Pour Buffon, le style relève de l’effort discursif du sujet pour atteindre à la connaissance du monde et marquer l’histoire. Il est l’apanage des grands hommes et ne tolère ni l’équivoque, ni la poésie, c’est-à-dire qu’il ne réussit qu’à ignorer le sujet de l’inconscient.
Ouvrant ses Écrits à leur parution en 1966, Lacan rapporte cette formule de Buffon à son contexte, soit sa réception à l’Académie française que l’homme de sciences et naturaliste est invité à rejoindre en 1753. Lacan l’utilise pour affirmer que c’est l’adresse qui commande au style, et que sa condition tient à un objet beaucoup moins glorieux, qu’il appelle l’objet a3.
Le résidu d’une vision
Le travail d’Alberto Giacometti éclaire le statut de cet objet : « On peut s’imaginer que le réalisme consiste à copier [mais] vous copiez le résidu d’une vision4 ».
En 1945, il traverse une expérience empreinte d’inquiétante étrangeté : lors d’une séance de cinéma, l’écran et le monde autour de lui deviennent flous ; il ne perçoit plus l’image, ni les spectateurs, seulement des taches mouvantes. La tache, pour Lacan, c’est la présentification de l’objet a au champ de l’Autre dont le surgissement perfore le voile de l’image et commande la fragmentation du champ de la vision.
La sculpture s’impose à l’artiste dans une tentative de recollement imaginaire du champ de la vision. Mais dans son atelier, il fait l’épreuve de l’impossibilité de réaliser sa vision des choses. Il s’épuise au travail devant une réalité qui ne cesse pas de se complexifier, de se distendre, de se fragmenter à mesure qu’il la façonne sous ses doigts. Le forçage en direction de la chose menace l’œuvre de destruction. Elle n’est sauvegardée que d’être donnée à voir sur fond d’un renoncement à établir le rapport inexistant de l’œil et du regard. L’œil, non représenté ou seulement en creux, choit comme un reste impossible à sculpter. Une découpe de l’œil qui évide et localise le regard : « Ça n’est plus pour réaliser la vision que j’ai des choses, mais pour comprendre pourquoi ça rate.5 »

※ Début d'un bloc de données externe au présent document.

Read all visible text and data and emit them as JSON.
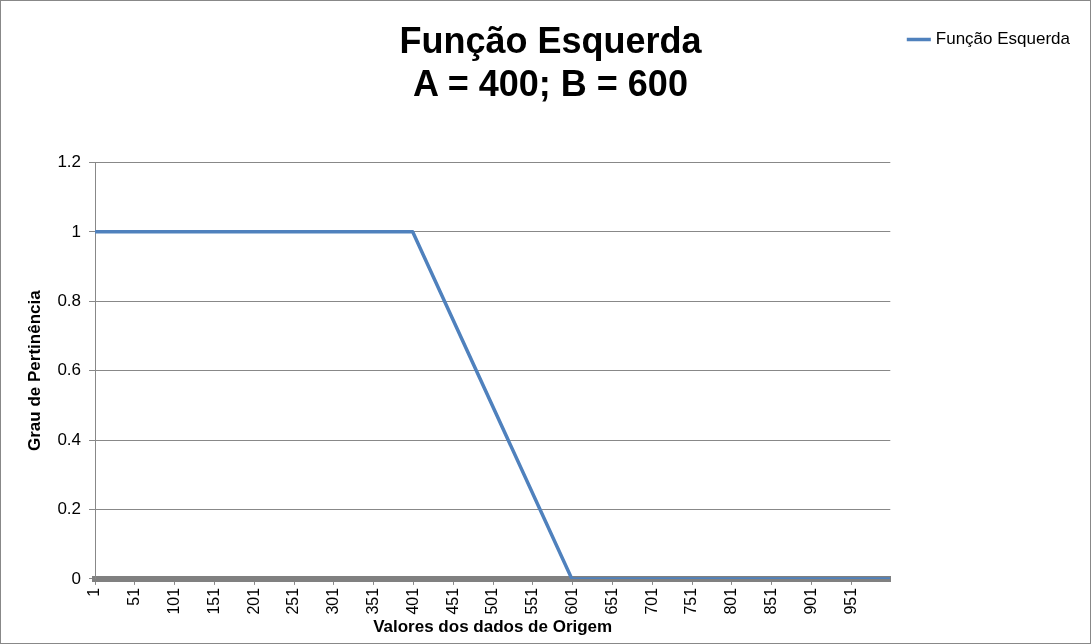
{
  "chart_data": {
    "type": "line",
    "title": "Função Esquerda",
    "subtitle": "A = 400; B = 600",
    "xlabel": "Valores dos dados de Origem",
    "ylabel": "Grau de Pertinência",
    "series": [
      {
        "name": "Função Esquerda",
        "color": "#4f81bd",
        "x": [
          1,
          400,
          600,
          1000
        ],
        "values": [
          1,
          1,
          0,
          0
        ]
      }
    ],
    "xlim": [
      1,
      1000
    ],
    "xticks": [
      1,
      51,
      101,
      151,
      201,
      251,
      301,
      351,
      401,
      451,
      501,
      551,
      601,
      651,
      701,
      751,
      801,
      851,
      901,
      951
    ],
    "ylim": [
      0,
      1.2
    ],
    "yticks": [
      0,
      0.2,
      0.4,
      0.6,
      0.8,
      1,
      1.2
    ],
    "grid": "y",
    "legend": "right",
    "marker": "none",
    "line_style": "solid"
  }
}
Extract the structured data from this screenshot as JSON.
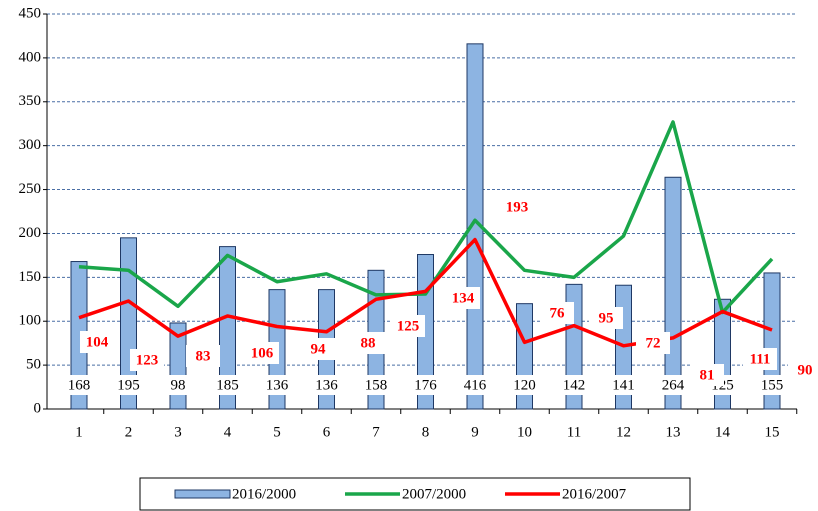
{
  "chart_data": {
    "type": "bar-line",
    "categories": [
      "1",
      "2",
      "3",
      "4",
      "5",
      "6",
      "7",
      "8",
      "9",
      "10",
      "11",
      "12",
      "13",
      "14",
      "15"
    ],
    "series": [
      {
        "name": "2016/2000",
        "type": "bar",
        "color": "#8db4e2",
        "values": [
          168,
          195,
          98,
          185,
          136,
          136,
          158,
          176,
          416,
          120,
          142,
          141,
          264,
          125,
          155
        ]
      },
      {
        "name": "2007/2000",
        "type": "line",
        "color": "#1aa64a",
        "values": [
          162,
          158,
          117,
          175,
          145,
          154,
          130,
          131,
          215,
          158,
          150,
          197,
          327,
          110,
          171
        ]
      },
      {
        "name": "2016/2007",
        "type": "line",
        "color": "#ff0000",
        "values": [
          104,
          123,
          83,
          106,
          94,
          88,
          125,
          134,
          193,
          76,
          95,
          72,
          81,
          111,
          90
        ]
      }
    ],
    "ylim": [
      0,
      450
    ],
    "yticks": [
      0,
      50,
      100,
      150,
      200,
      250,
      300,
      350,
      400,
      450
    ],
    "grid": true
  }
}
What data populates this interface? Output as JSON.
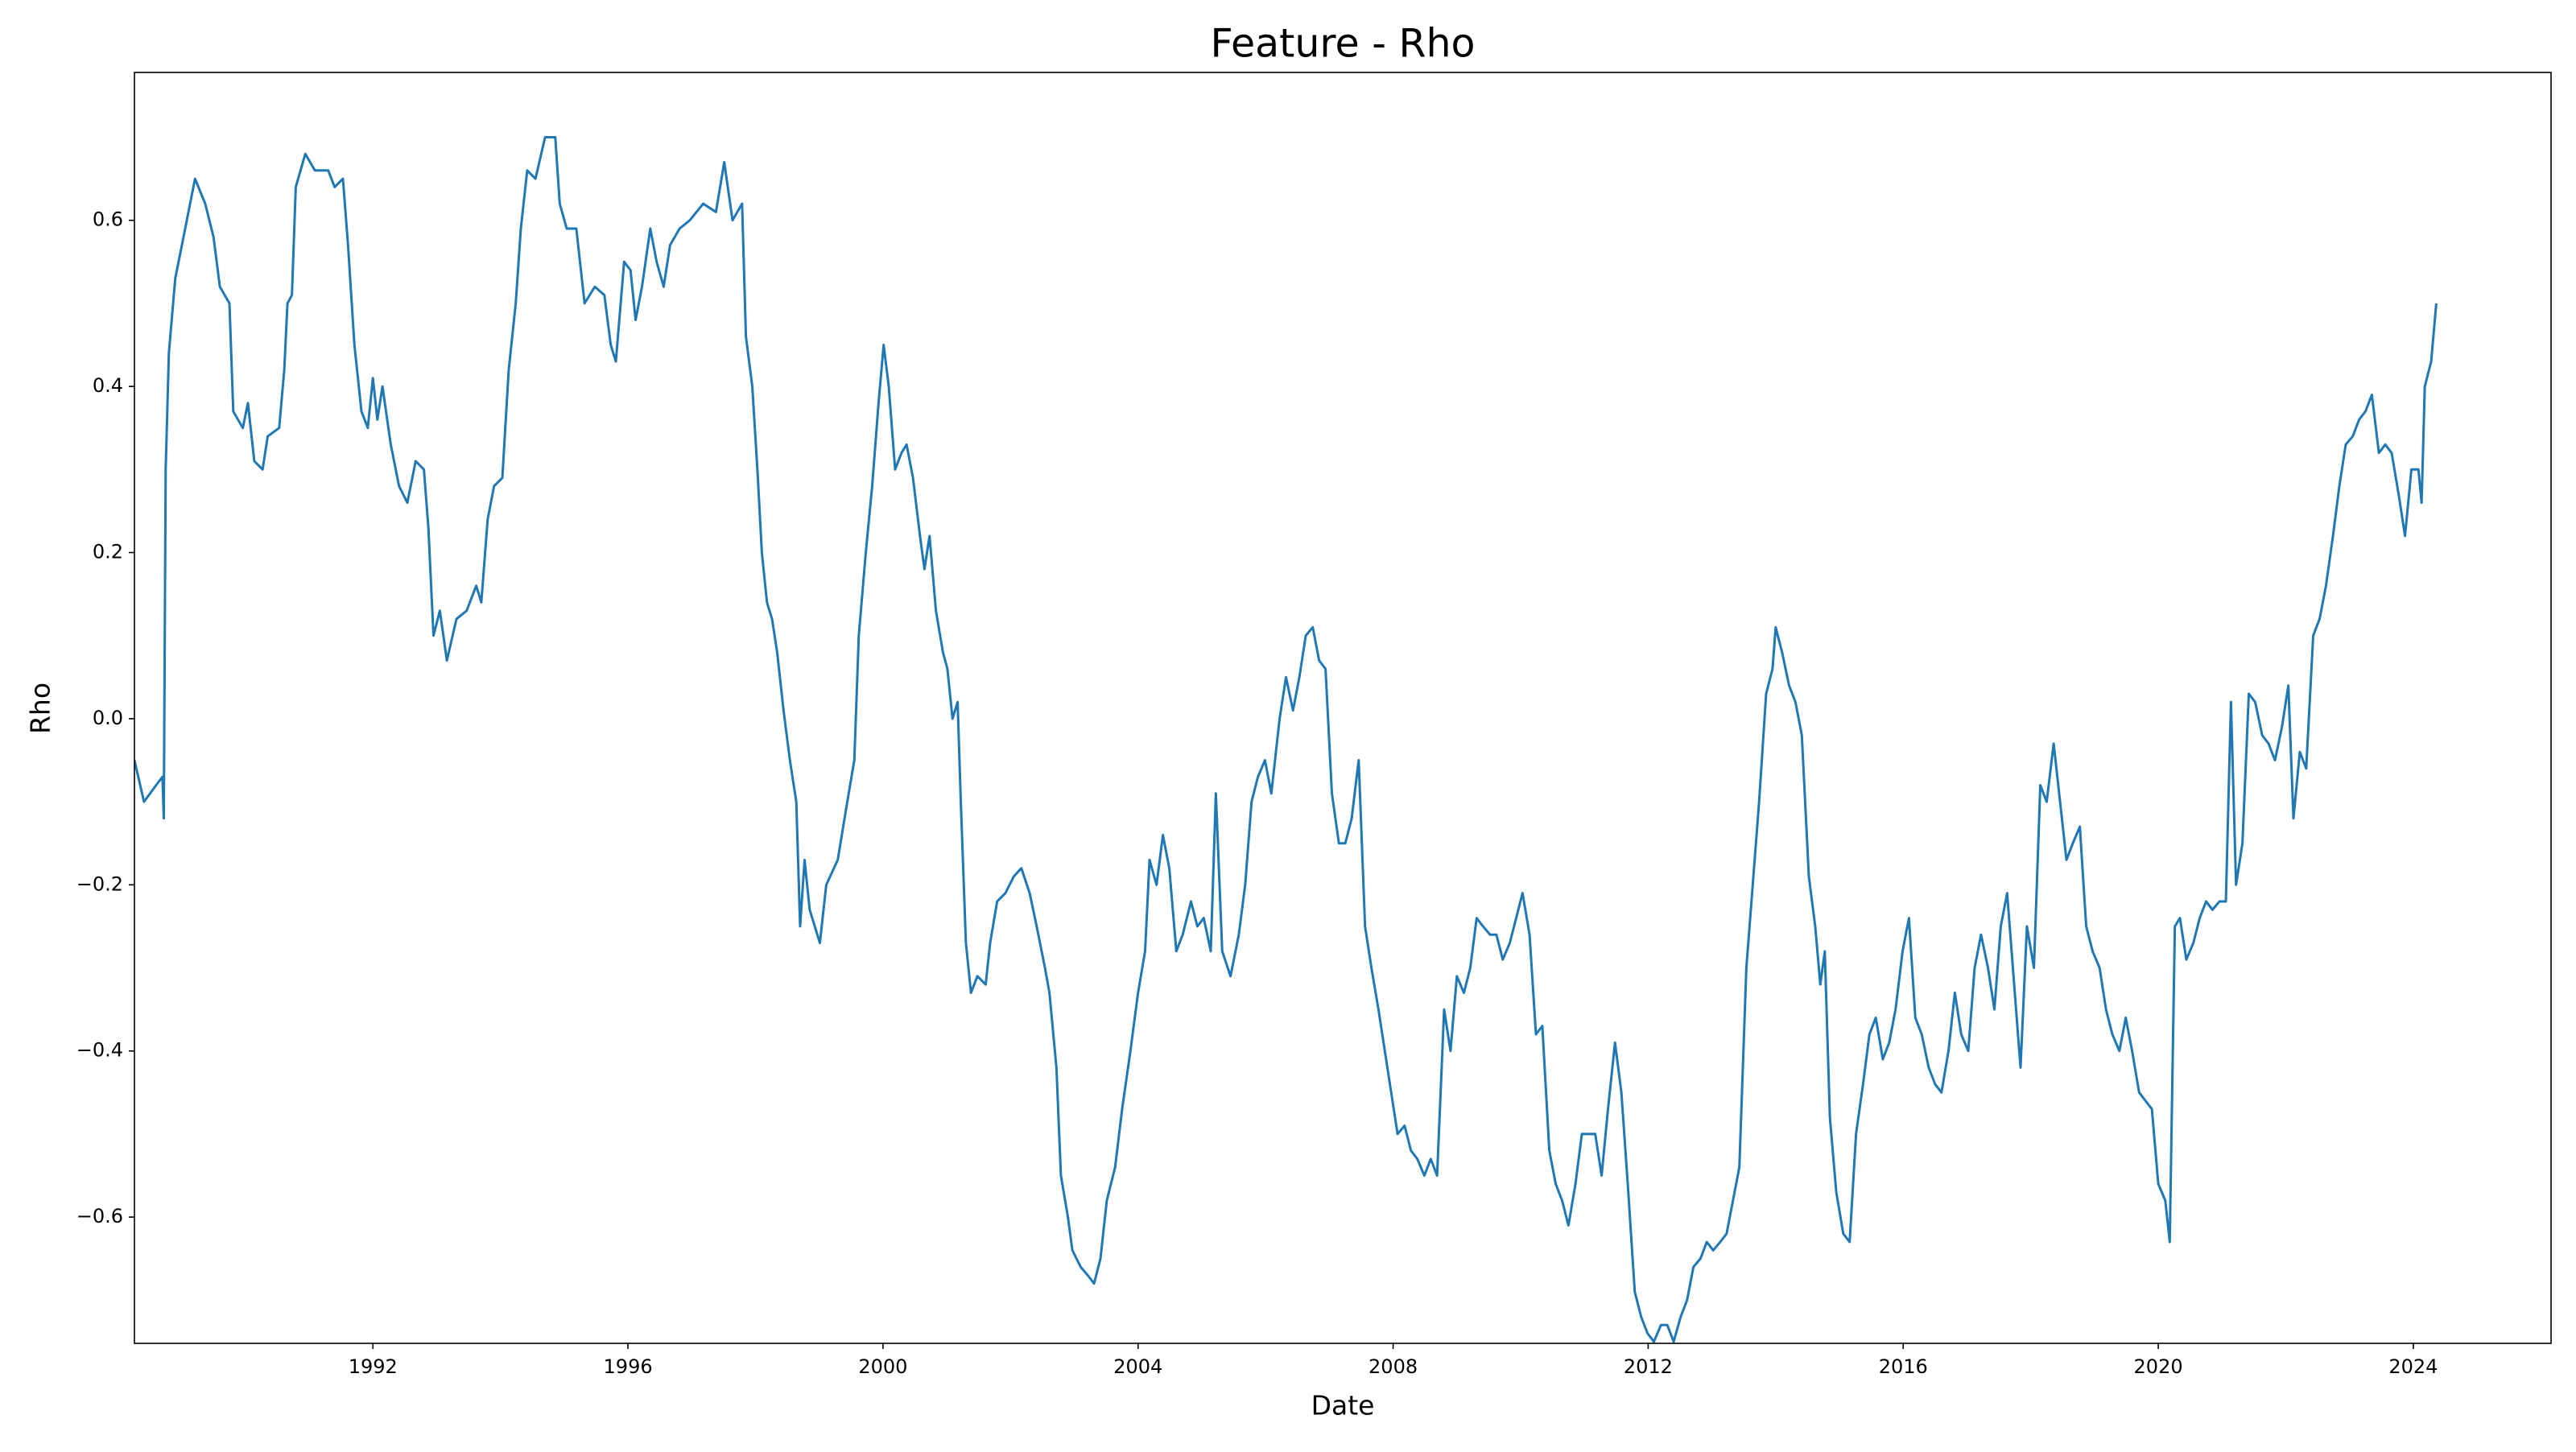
{
  "chart_data": {
    "type": "line",
    "title": "Feature - Rho",
    "x_label": "Date",
    "y_label": "Rho",
    "color": "#1f77b4",
    "grid": false,
    "xlim": [
      1988.26,
      2026.16
    ],
    "ylim": [
      -0.752,
      0.778
    ],
    "xticks": [
      1992,
      1996,
      2000,
      2004,
      2008,
      2012,
      2016,
      2020,
      2024
    ],
    "yticks": [
      {
        "value": -0.6,
        "label": "−0.6"
      },
      {
        "value": -0.4,
        "label": "−0.4"
      },
      {
        "value": -0.2,
        "label": "−0.2"
      },
      {
        "value": 0,
        "label": "0.0"
      },
      0.2,
      0.4,
      0.6
    ],
    "x": [
      1988.26,
      1988.41,
      1988.6,
      1988.7,
      1988.72,
      1988.75,
      1988.8,
      1988.9,
      1989.03,
      1989.21,
      1989.37,
      1989.5,
      1989.6,
      1989.75,
      1989.81,
      1989.96,
      1990.04,
      1990.14,
      1990.27,
      1990.35,
      1990.53,
      1990.61,
      1990.66,
      1990.73,
      1990.79,
      1990.94,
      1991.09,
      1991.3,
      1991.4,
      1991.53,
      1991.61,
      1991.71,
      1991.82,
      1991.92,
      1992.0,
      1992.07,
      1992.15,
      1992.28,
      1992.41,
      1992.54,
      1992.67,
      1992.8,
      1992.87,
      1992.95,
      1993.05,
      1993.16,
      1993.31,
      1993.47,
      1993.62,
      1993.7,
      1993.8,
      1993.9,
      1994.03,
      1994.13,
      1994.24,
      1994.32,
      1994.42,
      1994.55,
      1994.7,
      1994.86,
      1994.93,
      1995.04,
      1995.19,
      1995.32,
      1995.48,
      1995.63,
      1995.73,
      1995.81,
      1995.94,
      1996.04,
      1996.12,
      1996.22,
      1996.35,
      1996.45,
      1996.56,
      1996.66,
      1996.81,
      1996.97,
      1997.18,
      1997.38,
      1997.51,
      1997.64,
      1997.79,
      1997.85,
      1997.95,
      1998.03,
      1998.1,
      1998.18,
      1998.26,
      1998.34,
      1998.44,
      1998.54,
      1998.64,
      1998.7,
      1998.77,
      1998.85,
      1998.93,
      1999.01,
      1999.11,
      1999.29,
      1999.44,
      1999.55,
      1999.62,
      1999.73,
      1999.83,
      1999.93,
      2000.01,
      2000.09,
      2000.19,
      2000.29,
      2000.37,
      2000.47,
      2000.58,
      2000.65,
      2000.73,
      2000.83,
      2000.94,
      2001.01,
      2001.09,
      2001.17,
      2001.22,
      2001.3,
      2001.38,
      2001.48,
      2001.61,
      2001.68,
      2001.79,
      2001.92,
      2002.05,
      2002.17,
      2002.3,
      2002.41,
      2002.54,
      2002.61,
      2002.72,
      2002.79,
      2002.9,
      2002.97,
      2003.1,
      2003.21,
      2003.31,
      2003.41,
      2003.51,
      2003.64,
      2003.75,
      2003.88,
      2004.0,
      2004.11,
      2004.18,
      2004.29,
      2004.39,
      2004.49,
      2004.6,
      2004.7,
      2004.83,
      2004.93,
      2005.03,
      2005.14,
      2005.22,
      2005.32,
      2005.45,
      2005.58,
      2005.68,
      2005.78,
      2005.88,
      2005.99,
      2006.09,
      2006.22,
      2006.32,
      2006.43,
      2006.53,
      2006.63,
      2006.74,
      2006.84,
      2006.94,
      2007.04,
      2007.15,
      2007.25,
      2007.35,
      2007.46,
      2007.56,
      2007.66,
      2007.77,
      2007.87,
      2007.97,
      2008.07,
      2008.18,
      2008.28,
      2008.38,
      2008.49,
      2008.59,
      2008.69,
      2008.8,
      2008.9,
      2009.0,
      2009.11,
      2009.21,
      2009.31,
      2009.41,
      2009.52,
      2009.62,
      2009.72,
      2009.83,
      2009.93,
      2010.03,
      2010.14,
      2010.24,
      2010.34,
      2010.45,
      2010.55,
      2010.65,
      2010.75,
      2010.86,
      2010.96,
      2011.06,
      2011.17,
      2011.27,
      2011.37,
      2011.48,
      2011.58,
      2011.68,
      2011.79,
      2011.89,
      2011.99,
      2012.09,
      2012.2,
      2012.3,
      2012.4,
      2012.51,
      2012.61,
      2012.71,
      2012.82,
      2012.92,
      2013.02,
      2013.13,
      2013.23,
      2013.33,
      2013.43,
      2013.54,
      2013.64,
      2013.74,
      2013.85,
      2013.95,
      2014.0,
      2014.1,
      2014.21,
      2014.31,
      2014.41,
      2014.52,
      2014.62,
      2014.7,
      2014.77,
      2014.85,
      2014.95,
      2015.06,
      2015.16,
      2015.26,
      2015.37,
      2015.47,
      2015.57,
      2015.68,
      2015.78,
      2015.88,
      2015.99,
      2016.09,
      2016.19,
      2016.29,
      2016.4,
      2016.5,
      2016.6,
      2016.71,
      2016.81,
      2016.91,
      2017.02,
      2017.12,
      2017.22,
      2017.33,
      2017.43,
      2017.53,
      2017.63,
      2017.74,
      2017.84,
      2017.94,
      2018.05,
      2018.15,
      2018.25,
      2018.36,
      2018.46,
      2018.56,
      2018.66,
      2018.77,
      2018.87,
      2018.97,
      2019.08,
      2019.18,
      2019.28,
      2019.39,
      2019.49,
      2019.59,
      2019.7,
      2019.8,
      2019.9,
      2020.0,
      2020.11,
      2020.18,
      2020.26,
      2020.34,
      2020.44,
      2020.55,
      2020.65,
      2020.75,
      2020.85,
      2020.96,
      2021.06,
      2021.14,
      2021.22,
      2021.32,
      2021.42,
      2021.52,
      2021.63,
      2021.73,
      2021.83,
      2021.94,
      2022.04,
      2022.12,
      2022.22,
      2022.32,
      2022.43,
      2022.53,
      2022.63,
      2022.74,
      2022.84,
      2022.94,
      2023.05,
      2023.15,
      2023.25,
      2023.35,
      2023.46,
      2023.56,
      2023.66,
      2023.77,
      2023.87,
      2023.97,
      2024.08,
      2024.13,
      2024.18,
      2024.28,
      2024.36
    ],
    "values": [
      -0.05,
      -0.1,
      -0.08,
      -0.07,
      -0.12,
      0.3,
      0.44,
      0.53,
      0.58,
      0.65,
      0.62,
      0.58,
      0.52,
      0.5,
      0.37,
      0.35,
      0.38,
      0.31,
      0.3,
      0.34,
      0.35,
      0.42,
      0.5,
      0.51,
      0.64,
      0.68,
      0.66,
      0.66,
      0.64,
      0.65,
      0.57,
      0.45,
      0.37,
      0.35,
      0.41,
      0.36,
      0.4,
      0.33,
      0.28,
      0.26,
      0.31,
      0.3,
      0.23,
      0.1,
      0.13,
      0.07,
      0.12,
      0.13,
      0.16,
      0.14,
      0.24,
      0.28,
      0.29,
      0.42,
      0.5,
      0.59,
      0.66,
      0.65,
      0.7,
      0.7,
      0.62,
      0.59,
      0.59,
      0.5,
      0.52,
      0.51,
      0.45,
      0.43,
      0.55,
      0.54,
      0.48,
      0.52,
      0.59,
      0.55,
      0.52,
      0.57,
      0.59,
      0.6,
      0.62,
      0.61,
      0.67,
      0.6,
      0.62,
      0.46,
      0.4,
      0.3,
      0.2,
      0.14,
      0.12,
      0.08,
      0.01,
      -0.05,
      -0.1,
      -0.25,
      -0.17,
      -0.23,
      -0.25,
      -0.27,
      -0.2,
      -0.17,
      -0.1,
      -0.05,
      0.1,
      0.2,
      0.28,
      0.38,
      0.45,
      0.4,
      0.3,
      0.32,
      0.33,
      0.29,
      0.22,
      0.18,
      0.22,
      0.13,
      0.08,
      0.06,
      0.0,
      0.02,
      -0.1,
      -0.27,
      -0.33,
      -0.31,
      -0.32,
      -0.27,
      -0.22,
      -0.21,
      -0.19,
      -0.18,
      -0.21,
      -0.25,
      -0.3,
      -0.33,
      -0.42,
      -0.55,
      -0.6,
      -0.64,
      -0.66,
      -0.67,
      -0.68,
      -0.65,
      -0.58,
      -0.54,
      -0.47,
      -0.4,
      -0.33,
      -0.28,
      -0.17,
      -0.2,
      -0.14,
      -0.18,
      -0.28,
      -0.26,
      -0.22,
      -0.25,
      -0.24,
      -0.28,
      -0.09,
      -0.28,
      -0.31,
      -0.26,
      -0.2,
      -0.1,
      -0.07,
      -0.05,
      -0.09,
      0.0,
      0.05,
      0.01,
      0.05,
      0.1,
      0.11,
      0.07,
      0.06,
      -0.09,
      -0.15,
      -0.15,
      -0.12,
      -0.05,
      -0.25,
      -0.3,
      -0.35,
      -0.4,
      -0.45,
      -0.5,
      -0.49,
      -0.52,
      -0.53,
      -0.55,
      -0.53,
      -0.55,
      -0.35,
      -0.4,
      -0.31,
      -0.33,
      -0.3,
      -0.24,
      -0.25,
      -0.26,
      -0.26,
      -0.29,
      -0.27,
      -0.24,
      -0.21,
      -0.26,
      -0.38,
      -0.37,
      -0.52,
      -0.56,
      -0.58,
      -0.61,
      -0.56,
      -0.5,
      -0.5,
      -0.5,
      -0.55,
      -0.47,
      -0.39,
      -0.45,
      -0.56,
      -0.69,
      -0.72,
      -0.74,
      -0.75,
      -0.73,
      -0.73,
      -0.75,
      -0.72,
      -0.7,
      -0.66,
      -0.65,
      -0.63,
      -0.64,
      -0.63,
      -0.62,
      -0.58,
      -0.54,
      -0.3,
      -0.2,
      -0.1,
      0.03,
      0.06,
      0.11,
      0.08,
      0.04,
      0.02,
      -0.02,
      -0.19,
      -0.25,
      -0.32,
      -0.28,
      -0.48,
      -0.57,
      -0.62,
      -0.63,
      -0.5,
      -0.44,
      -0.38,
      -0.36,
      -0.41,
      -0.39,
      -0.35,
      -0.28,
      -0.24,
      -0.36,
      -0.38,
      -0.42,
      -0.44,
      -0.45,
      -0.4,
      -0.33,
      -0.38,
      -0.4,
      -0.3,
      -0.26,
      -0.3,
      -0.35,
      -0.25,
      -0.21,
      -0.32,
      -0.42,
      -0.25,
      -0.3,
      -0.08,
      -0.1,
      -0.03,
      -0.1,
      -0.17,
      -0.15,
      -0.13,
      -0.25,
      -0.28,
      -0.3,
      -0.35,
      -0.38,
      -0.4,
      -0.36,
      -0.4,
      -0.45,
      -0.46,
      -0.47,
      -0.56,
      -0.58,
      -0.63,
      -0.25,
      -0.24,
      -0.29,
      -0.27,
      -0.24,
      -0.22,
      -0.23,
      -0.22,
      -0.22,
      0.02,
      -0.2,
      -0.15,
      0.03,
      0.02,
      -0.02,
      -0.03,
      -0.05,
      -0.01,
      0.04,
      -0.12,
      -0.04,
      -0.06,
      0.1,
      0.12,
      0.16,
      0.22,
      0.28,
      0.33,
      0.34,
      0.36,
      0.37,
      0.39,
      0.32,
      0.33,
      0.32,
      0.27,
      0.22,
      0.3,
      0.3,
      0.26,
      0.4,
      0.43,
      0.5
    ]
  }
}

L’art du ratage, n’est-ce pas le propre du circuit de la pulsion ? Dans l’adresse à l’Autre s’opère l’extraction de l’objet sur laquelle s’édifie, par répétition, le style du sujet. Il se modèle du renoncement à la jouissance mortifère de l’Un et marque la part prise du sujet au lien social.
Jessica Tible
1. Lacan J., « Le problème du style et la conception psychiatrique des formes paranoïaques de l’expérience », Premiers écrits, Paris, Seuil & Le champ freudien, 2023, p. 91.
2. Ibid., p. 90.
3. Lacan J., « Ouverture de ce recueil », Écrits, Paris, Seuil, 1966, p. 9-10.
4. Giacometti A., Pourquoi je suis sculpteur, Paris, Fondation Giacometti & Hermann, 2016, p. 35.
5. Ibid., p. 51.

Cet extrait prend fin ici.